Note that in most normal cases, this has no effect since vertices capable of getting new input edges generally don't have parameters.

TimeLimitΔSizeStrategy{S} <: DecoratingJuMPΔSizeStrategy
TimeLimitΔSizeStrategy(limit::Number)
TimeLimitΔSizeStrategy(limit::Number, base::S)

Sets the time limit for the solver to limit. Use strategy base for all other aspects.

TimeOutAction{S,A,F} <: DecoratingJuMPΔSizeStrategy
TimeOutAction(action::A, base::S, fallback::F)
TimeOutAction(base; fallback)

Calls action(model) if JuMP model model has status MOI.TIME_LIMIT after optimization stops. Use strategy base for all other aspects.

Default action is to display a warning and then apply fallback (default ΔSizeFailNoOp).

AfterΔSizeCallback{F, S} <: AbstractAfterΔSizeStrategy
AfterΔSizeCallback(cbfun::F, basestrat::S=ThrowΔSizeFailError())

Calls cbfun(v, Δ, isnout) for all vertices which change size after having been asked to change their sizes as a result of basestrat.

logafterΔsize(printfun=nameorrepr;level=Logging.Info, base=DefaultJuMPΔSizeStrategy())

Return an AfterΔSizeCallback configured to log size changes with log level level.

For a given vertex v, printfun(v) will be used in the logged string.

Strategy base will be used to change sizes (e.g if Δsize!(logafterΔsize(base)) is called).

validateafterΔsize(printfun=nameorrepr; base=DefaultJuMPΔSizeStrategy())

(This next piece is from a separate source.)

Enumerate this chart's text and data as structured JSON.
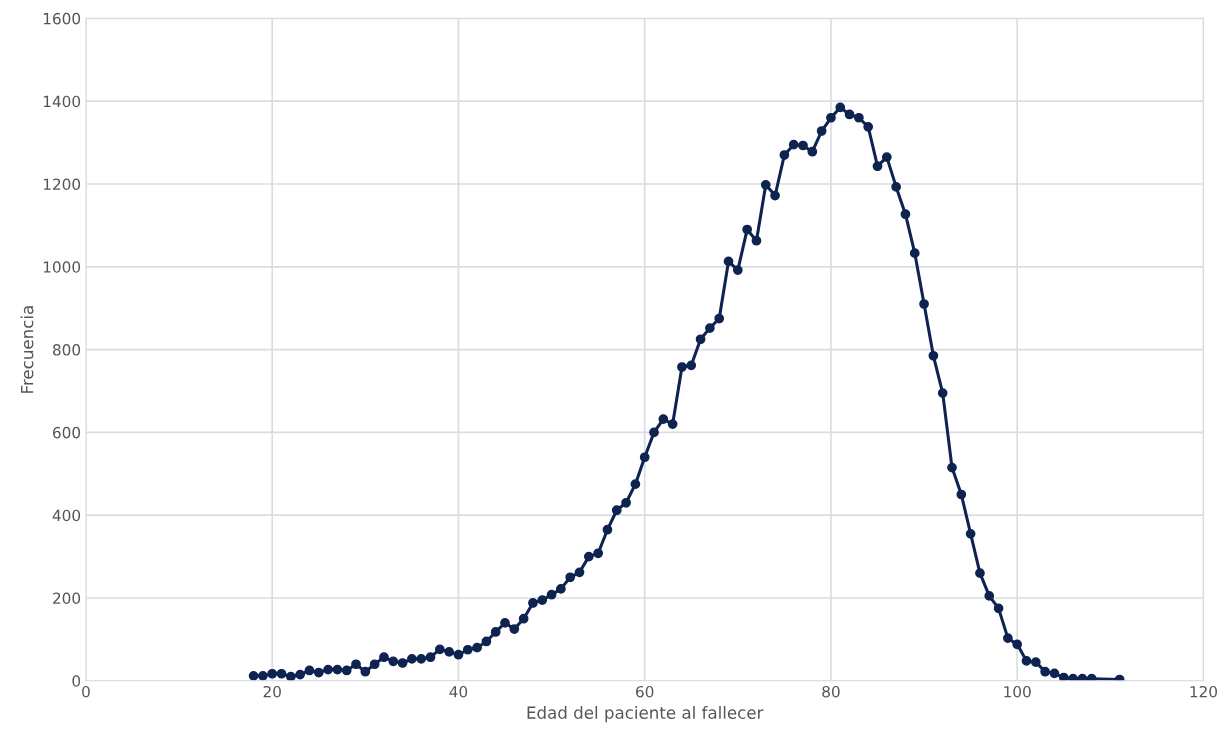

Return an AfterΔSizeCallback configured to validate that sizes (nin and nout) are consistent after a size change and throw a ΔSizeFailError if validation fails.

For a given vertex v, printfun(v) will be used in the error message should the size validation fail.

Strategy base will be used to change sizes (e.g if Δsize!(validateafterΔsize(base)) is called).